Junior George Lytle joined the fun for the third time this year, joining teammates Aaron Hill and Kaity Bradley in selecting a problem that involved a suspected conspiracy in a large office complex.

“This weekend went more smoothly than any other modeling weekend,” Lytle said. “We settled on a problem Thursday night and spent Friday afternoon reading up on graph theory. By the end of the night, we had developed our own model and replaced it with a more sophisticated one, which is rare for math modeling. The rest of the weekend was spent verifying the properties of our model, running the simulation, and writing the paper.

“We were well stocked with food,” he continued, “and as for funny moments, we keep a running quote board throughout the weekend to record the hilarity.”

Though math modeling weekends feature enough food, socializing and deadline-driven adrenaline to draw multiple teams each year, the educational benefits extend beyond even the new math skills students learn in the process of addressing their chosen problems.

“In the classroom, much of what we do are routine problems with answers in the back of the book,” Lytle said. “Math modeling allows us to try our hand at real-world math as a profession, which is often very messy with no specifically correct answer.”

One of the math problems students could chose involved estimating the weight of a tree's leaves. Both real leaves and models were fuel for thought.
One of the math problems students could chose involved estimating the weight of a tree's leaves. Both real leaves and models were fuel for thought.

Senior Laura Hochstetler found the skills developed during math modeling competitions — using the strengths of different team members effectively, writing clearly under pressure, articulating insights and even simply managing relationships well through fatigue and frustration — to be applicable in many situations.

“Math modeling is about ‘stepping out of your comfort zone’ in the very best, freshest sense of that cheesy phrase,” she said. “If you look through the collection of things I’ve learned through math modeling, those are all skills I wouldn’t learn in a traditional class but certainly need in life. No matter where life takes me, I’ll count math modeling among the most valuable elements of my education at Asbury.”

Each team submitted an academic paper by 6 p.m. Monday evening to be scored by judges associated with the Consortium for Mathematics and its Applications, a nonprofit organization that works to improve mathematics education. Results are expected later this spring.

 

What do you think?

Are you up for a challenge? Here is one of the problems this year's math modelers could choose:

Camping along the Big Long River

Visitors to the Big Long River (225 miles) can enjoy scenic views and exciting white water rapids. The river is inaccessible to hikers, so the only way to enjoy it is to take a river trip that requires several days of camping. River trips all start at First Launch and exit the river at Final Exit, 225 miles downstream. Passengers take either oar- powered rubber rafts, which travel on average 4 mph or motorized boats, which travel on average 8 mph. The trips range from 6 to 18 nights of camping on the river, start to finish. The government agency responsible for managing this river wants every trip to enjoy a wilderness experience, with minimal contact with other groups of boats on the river. Currently, X trips travel down the Big Long River each year during a six-month period (the rest of the year it is too cold for river trips). There are Y camp sites on the Big Long River, distributed fairly uniformly throughout the river corridor.
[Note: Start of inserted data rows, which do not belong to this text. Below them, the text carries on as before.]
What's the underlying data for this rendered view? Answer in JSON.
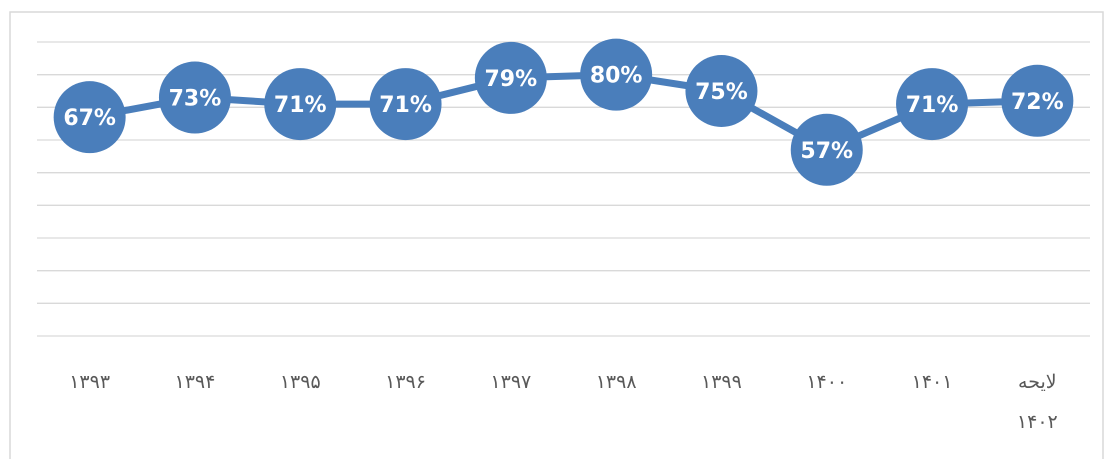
{
  "chart_data": {
    "type": "line",
    "categories": [
      "۱۳۹۳",
      "۱۳۹۴",
      "۱۳۹۵",
      "۱۳۹۶",
      "۱۳۹۷",
      "۱۳۹۸",
      "۱۳۹۹",
      "۱۴۰۰",
      "۱۴۰۱",
      "لایحه ۱۴۰۲"
    ],
    "series": [
      {
        "color": "#4a7ebb",
        "values": [
          67,
          73,
          71,
          71,
          79,
          80,
          75,
          57,
          71,
          72
        ],
        "value_labels": [
          "67%",
          "73%",
          "71%",
          "71%",
          "79%",
          "80%",
          "75%",
          "57%",
          "71%",
          "72%"
        ]
      }
    ],
    "ylim": [
      0,
      90
    ],
    "yticks": [
      0,
      10,
      20,
      30,
      40,
      50,
      60,
      70,
      80,
      90
    ],
    "grid": true
  }
}
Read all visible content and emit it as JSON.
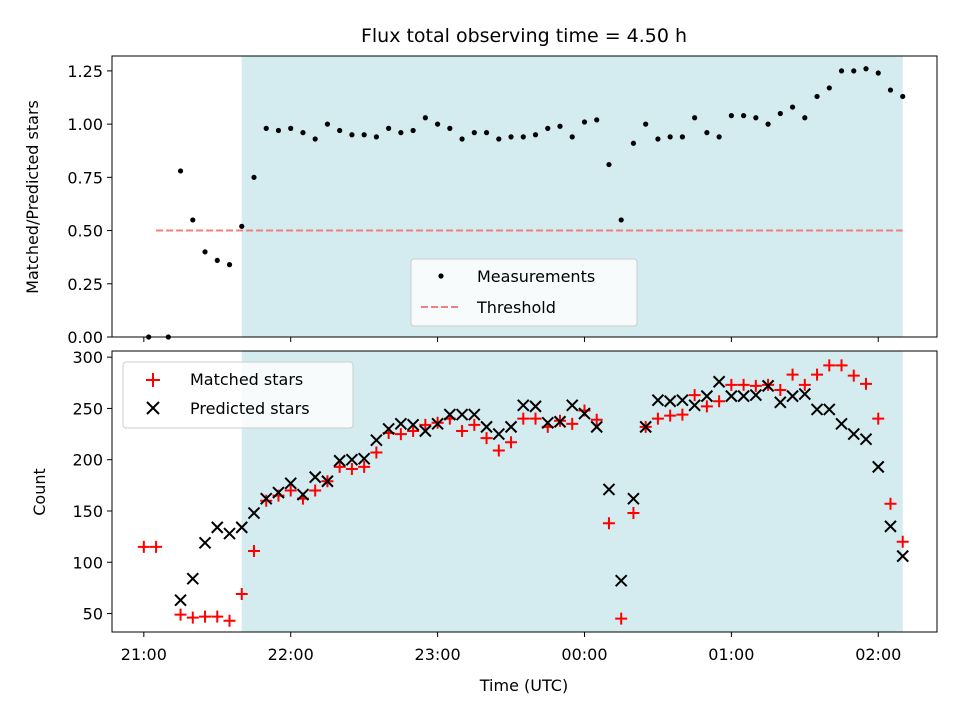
{
  "colors": {
    "observing_band": "#d4ebf0",
    "measurement": "#000000",
    "threshold": "#f08080",
    "matched": "#ff0000",
    "predicted": "#000000"
  },
  "chart_data": [
    {
      "type": "scatter",
      "title": "Flux total observing time = 4.50 h",
      "xlabel": "",
      "ylabel": "Matched/Predicted stars",
      "ylim": [
        0,
        1.32
      ],
      "yticks": [
        0,
        0.25,
        0.5,
        0.75,
        1.0,
        1.25
      ],
      "ytick_labels": [
        "0.00",
        "0.25",
        "0.50",
        "0.75",
        "1.00",
        "1.25"
      ],
      "shaded_band": [
        "21:40",
        "02:10"
      ],
      "grid": false,
      "legend": "lower-center",
      "legend_entries": [
        "Measurements",
        "Threshold"
      ],
      "threshold": {
        "value": 0.5,
        "x_range": [
          "21:05",
          "02:10"
        ]
      },
      "series": [
        {
          "name": "Measurements",
          "marker": "dot",
          "points": [
            [
              "21:02",
              0.0
            ],
            [
              "21:10",
              0.0
            ],
            [
              "21:15",
              0.78
            ],
            [
              "21:20",
              0.55
            ],
            [
              "21:25",
              0.4
            ],
            [
              "21:30",
              0.36
            ],
            [
              "21:35",
              0.34
            ],
            [
              "21:40",
              0.52
            ],
            [
              "21:45",
              0.75
            ],
            [
              "21:50",
              0.98
            ],
            [
              "21:55",
              0.97
            ],
            [
              "22:00",
              0.98
            ],
            [
              "22:05",
              0.96
            ],
            [
              "22:10",
              0.93
            ],
            [
              "22:15",
              1.0
            ],
            [
              "22:20",
              0.97
            ],
            [
              "22:25",
              0.95
            ],
            [
              "22:30",
              0.95
            ],
            [
              "22:35",
              0.94
            ],
            [
              "22:40",
              0.98
            ],
            [
              "22:45",
              0.96
            ],
            [
              "22:50",
              0.97
            ],
            [
              "22:55",
              1.03
            ],
            [
              "23:00",
              1.0
            ],
            [
              "23:05",
              0.98
            ],
            [
              "23:10",
              0.93
            ],
            [
              "23:15",
              0.96
            ],
            [
              "23:20",
              0.96
            ],
            [
              "23:25",
              0.93
            ],
            [
              "23:30",
              0.94
            ],
            [
              "23:35",
              0.94
            ],
            [
              "23:40",
              0.95
            ],
            [
              "23:45",
              0.98
            ],
            [
              "23:50",
              0.99
            ],
            [
              "23:55",
              0.94
            ],
            [
              "00:00",
              1.01
            ],
            [
              "00:05",
              1.02
            ],
            [
              "00:10",
              0.81
            ],
            [
              "00:15",
              0.55
            ],
            [
              "00:20",
              0.91
            ],
            [
              "00:25",
              1.0
            ],
            [
              "00:30",
              0.93
            ],
            [
              "00:35",
              0.94
            ],
            [
              "00:40",
              0.94
            ],
            [
              "00:45",
              1.03
            ],
            [
              "00:50",
              0.96
            ],
            [
              "00:55",
              0.94
            ],
            [
              "01:00",
              1.04
            ],
            [
              "01:05",
              1.04
            ],
            [
              "01:10",
              1.03
            ],
            [
              "01:15",
              1.0
            ],
            [
              "01:20",
              1.05
            ],
            [
              "01:25",
              1.08
            ],
            [
              "01:30",
              1.03
            ],
            [
              "01:35",
              1.13
            ],
            [
              "01:40",
              1.17
            ],
            [
              "01:45",
              1.25
            ],
            [
              "01:50",
              1.25
            ],
            [
              "01:55",
              1.26
            ],
            [
              "02:00",
              1.24
            ],
            [
              "02:05",
              1.16
            ],
            [
              "02:10",
              1.13
            ]
          ]
        }
      ]
    },
    {
      "type": "scatter",
      "xlabel": "Time (UTC)",
      "ylabel": "Count",
      "ylim": [
        32,
        306
      ],
      "yticks": [
        50,
        100,
        150,
        200,
        250,
        300
      ],
      "ytick_labels": [
        "50",
        "100",
        "150",
        "200",
        "250",
        "300"
      ],
      "xticks": [
        "21:00",
        "22:00",
        "23:00",
        "00:00",
        "01:00",
        "02:00"
      ],
      "xtick_labels": [
        "21:00",
        "22:00",
        "23:00",
        "00:00",
        "01:00",
        "02:00"
      ],
      "shaded_band": [
        "21:40",
        "02:10"
      ],
      "grid": false,
      "legend": "top-left",
      "legend_entries": [
        "Matched stars",
        "Predicted stars"
      ],
      "series": [
        {
          "name": "Matched stars",
          "marker": "plus",
          "points": [
            [
              "21:00",
              115
            ],
            [
              "21:05",
              115
            ],
            [
              "21:15",
              49
            ],
            [
              "21:20",
              46
            ],
            [
              "21:25",
              47
            ],
            [
              "21:30",
              47
            ],
            [
              "21:35",
              43
            ],
            [
              "21:40",
              69
            ],
            [
              "21:45",
              111
            ],
            [
              "21:50",
              160
            ],
            [
              "21:55",
              165
            ],
            [
              "22:00",
              170
            ],
            [
              "22:05",
              162
            ],
            [
              "22:10",
              170
            ],
            [
              "22:15",
              179
            ],
            [
              "22:20",
              193
            ],
            [
              "22:25",
              191
            ],
            [
              "22:30",
              193
            ],
            [
              "22:35",
              207
            ],
            [
              "22:40",
              226
            ],
            [
              "22:45",
              225
            ],
            [
              "22:50",
              228
            ],
            [
              "22:55",
              234
            ],
            [
              "23:00",
              236
            ],
            [
              "23:05",
              240
            ],
            [
              "23:10",
              228
            ],
            [
              "23:15",
              234
            ],
            [
              "23:20",
              221
            ],
            [
              "23:25",
              209
            ],
            [
              "23:30",
              217
            ],
            [
              "23:35",
              240
            ],
            [
              "23:40",
              240
            ],
            [
              "23:45",
              232
            ],
            [
              "23:50",
              238
            ],
            [
              "23:55",
              235
            ],
            [
              "00:00",
              248
            ],
            [
              "00:05",
              239
            ],
            [
              "00:10",
              138
            ],
            [
              "00:15",
              45
            ],
            [
              "00:20",
              148
            ],
            [
              "00:25",
              232
            ],
            [
              "00:30",
              240
            ],
            [
              "00:35",
              243
            ],
            [
              "00:40",
              244
            ],
            [
              "00:45",
              263
            ],
            [
              "00:50",
              252
            ],
            [
              "00:55",
              257
            ],
            [
              "01:00",
              273
            ],
            [
              "01:05",
              273
            ],
            [
              "01:10",
              272
            ],
            [
              "01:15",
              273
            ],
            [
              "01:20",
              268
            ],
            [
              "01:25",
              283
            ],
            [
              "01:30",
              273
            ],
            [
              "01:35",
              283
            ],
            [
              "01:40",
              292
            ],
            [
              "01:45",
              292
            ],
            [
              "01:50",
              282
            ],
            [
              "01:55",
              274
            ],
            [
              "02:00",
              240
            ],
            [
              "02:05",
              157
            ],
            [
              "02:10",
              120
            ]
          ]
        },
        {
          "name": "Predicted stars",
          "marker": "cross",
          "points": [
            [
              "21:15",
              63
            ],
            [
              "21:20",
              84
            ],
            [
              "21:25",
              119
            ],
            [
              "21:30",
              134
            ],
            [
              "21:35",
              128
            ],
            [
              "21:40",
              134
            ],
            [
              "21:45",
              148
            ],
            [
              "21:50",
              162
            ],
            [
              "21:55",
              168
            ],
            [
              "22:00",
              177
            ],
            [
              "22:05",
              166
            ],
            [
              "22:10",
              183
            ],
            [
              "22:15",
              179
            ],
            [
              "22:20",
              199
            ],
            [
              "22:25",
              200
            ],
            [
              "22:30",
              201
            ],
            [
              "22:35",
              219
            ],
            [
              "22:40",
              230
            ],
            [
              "22:45",
              235
            ],
            [
              "22:50",
              234
            ],
            [
              "22:55",
              228
            ],
            [
              "23:00",
              235
            ],
            [
              "23:05",
              244
            ],
            [
              "23:10",
              244
            ],
            [
              "23:15",
              244
            ],
            [
              "23:20",
              232
            ],
            [
              "23:25",
              225
            ],
            [
              "23:30",
              232
            ],
            [
              "23:35",
              253
            ],
            [
              "23:40",
              252
            ],
            [
              "23:45",
              236
            ],
            [
              "23:50",
              237
            ],
            [
              "23:55",
              253
            ],
            [
              "00:00",
              245
            ],
            [
              "00:05",
              232
            ],
            [
              "00:10",
              171
            ],
            [
              "00:15",
              82
            ],
            [
              "00:20",
              162
            ],
            [
              "00:25",
              232
            ],
            [
              "00:30",
              258
            ],
            [
              "00:35",
              257
            ],
            [
              "00:40",
              258
            ],
            [
              "00:45",
              253
            ],
            [
              "00:50",
              262
            ],
            [
              "00:55",
              276
            ],
            [
              "01:00",
              262
            ],
            [
              "01:05",
              262
            ],
            [
              "01:10",
              263
            ],
            [
              "01:15",
              272
            ],
            [
              "01:20",
              256
            ],
            [
              "01:25",
              262
            ],
            [
              "01:30",
              264
            ],
            [
              "01:35",
              249
            ],
            [
              "01:40",
              249
            ],
            [
              "01:45",
              235
            ],
            [
              "01:50",
              225
            ],
            [
              "01:55",
              220
            ],
            [
              "02:00",
              193
            ],
            [
              "02:05",
              135
            ],
            [
              "02:10",
              106
            ]
          ]
        }
      ]
    }
  ]
}
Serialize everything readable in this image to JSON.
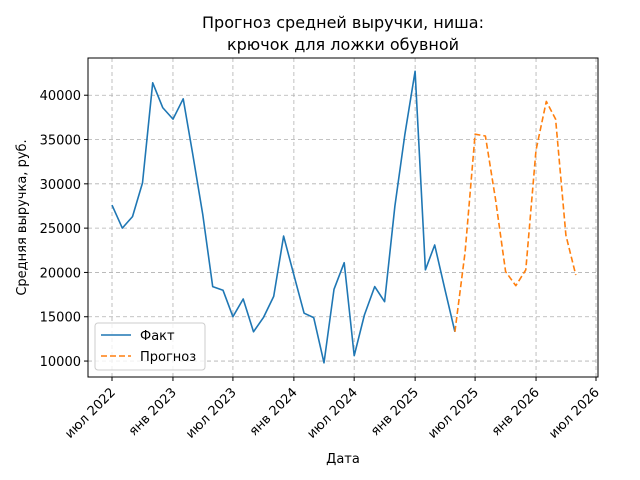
{
  "chart_data": {
    "type": "line",
    "title_lines": [
      "Прогноз средней выручки, ниша:",
      "крючок для ложки обувной"
    ],
    "xlabel": "Дата",
    "ylabel": "Средняя выручка, руб.",
    "ylim": [
      8200,
      44200
    ],
    "y_ticks": [
      10000,
      15000,
      20000,
      25000,
      30000,
      35000,
      40000
    ],
    "x_ticks": [
      {
        "date": "2022-07-01",
        "label": "июл 2022"
      },
      {
        "date": "2023-01-01",
        "label": "янв 2023"
      },
      {
        "date": "2023-07-01",
        "label": "июл 2023"
      },
      {
        "date": "2024-01-01",
        "label": "янв 2024"
      },
      {
        "date": "2024-07-01",
        "label": "июл 2024"
      },
      {
        "date": "2025-01-01",
        "label": "янв 2025"
      },
      {
        "date": "2025-07-01",
        "label": "июл 2025"
      },
      {
        "date": "2026-01-01",
        "label": "янв 2026"
      },
      {
        "date": "2026-07-01",
        "label": "июл 2026"
      }
    ],
    "grid": true,
    "legend_position": "lower-left",
    "series": [
      {
        "name": "Факт",
        "color": "#1f77b4",
        "style": "solid",
        "x": [
          "2022-07",
          "2022-08",
          "2022-09",
          "2022-10",
          "2022-11",
          "2022-12",
          "2023-01",
          "2023-02",
          "2023-03",
          "2023-04",
          "2023-05",
          "2023-06",
          "2023-07",
          "2023-08",
          "2023-09",
          "2023-10",
          "2023-11",
          "2023-12",
          "2024-01",
          "2024-02",
          "2024-03",
          "2024-04",
          "2024-05",
          "2024-06",
          "2024-07",
          "2024-08",
          "2024-09",
          "2024-10",
          "2024-11",
          "2024-12",
          "2025-01",
          "2025-02",
          "2025-03",
          "2025-04",
          "2025-05"
        ],
        "values": [
          27600,
          25000,
          26300,
          30100,
          41400,
          38600,
          37300,
          39600,
          33500,
          26500,
          18400,
          18000,
          15000,
          17000,
          13300,
          14900,
          17300,
          24100,
          19700,
          15400,
          14900,
          9800,
          18100,
          21100,
          10600,
          15200,
          18400,
          16700,
          27500,
          35600,
          42700,
          20300,
          23100,
          18100,
          13300
        ]
      },
      {
        "name": "Прогноз",
        "color": "#ff7f0e",
        "style": "dashed",
        "x": [
          "2025-05",
          "2025-06",
          "2025-07",
          "2025-08",
          "2025-09",
          "2025-10",
          "2025-11",
          "2025-12",
          "2026-01",
          "2026-02",
          "2026-03",
          "2026-04",
          "2026-05"
        ],
        "values": [
          13300,
          22300,
          35600,
          35400,
          28200,
          20100,
          18500,
          20300,
          33800,
          39300,
          37300,
          24200,
          19700
        ]
      }
    ]
  }
}
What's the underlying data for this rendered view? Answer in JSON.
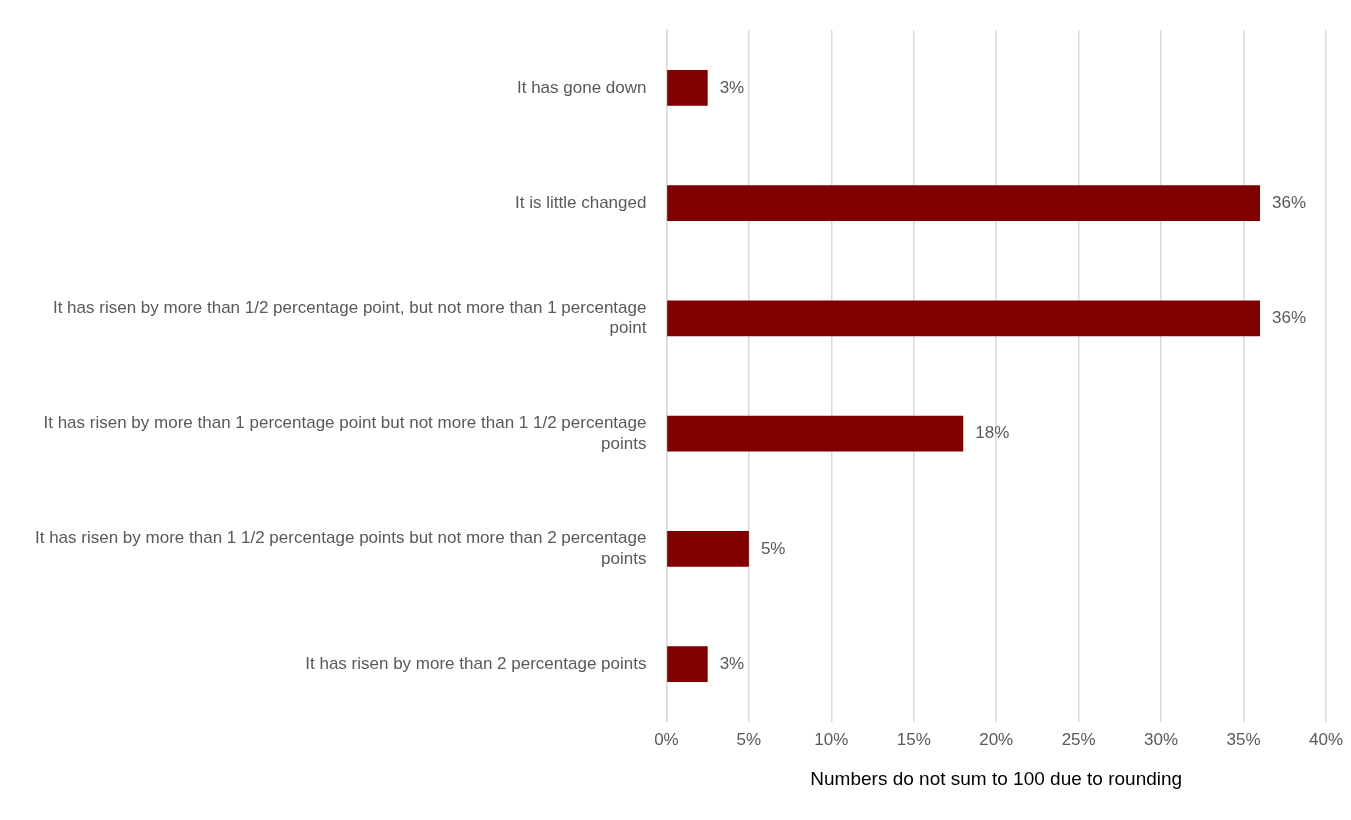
{
  "chart_data": {
    "type": "bar",
    "orientation": "horizontal",
    "xlabel": "Numbers do not sum to 100 due to rounding",
    "categories": [
      "It has gone down",
      "It is little changed",
      "It has risen by more than 1/2 percentage point, but not more than 1 percentage point",
      "It has risen by more than 1 percentage point but not more than 1 1/2 percentage points",
      "It has risen by more than 1 1/2 percentage points but not more than 2 percentage points",
      "It has risen by more than 2 percentage points"
    ],
    "values": [
      2.5,
      36,
      36,
      18,
      5,
      2.5
    ],
    "value_labels": [
      "3%",
      "36%",
      "36%",
      "18%",
      "5%",
      "3%"
    ],
    "color": "#800000",
    "xlim": [
      0,
      40
    ],
    "xticks": [
      {
        "value": 0,
        "label": "0%"
      },
      {
        "value": 5,
        "label": "5%"
      },
      {
        "value": 10,
        "label": "10%"
      },
      {
        "value": 15,
        "label": "15%"
      },
      {
        "value": 20,
        "label": "20%"
      },
      {
        "value": 25,
        "label": "25%"
      },
      {
        "value": 30,
        "label": "30%"
      },
      {
        "value": 35,
        "label": "35%"
      },
      {
        "value": 40,
        "label": "40%"
      }
    ],
    "grid": "x",
    "legend": false
  }
}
Given the rise in popularity of river rafting, the park managers have been asked to allow more trips to travel down the river. They want to determine how they might schedule an optimal mix of trips, of varying duration (measured in nights on the river) and propulsion (motor or oar) that will utilize the campsites in the best way possible.

In other words, how many more boat trips could be added to the Big Long River’s rafting season? The river managers have hired you to advise them on ways in which to develop the best schedule and on ways in which to determine the carrying capacity of the river, remembering that no two sets of campers can occupy the same site at the same time. In addition to your one-page summary sheet, prepare a one-page memo to the managers of the river describing your key findings.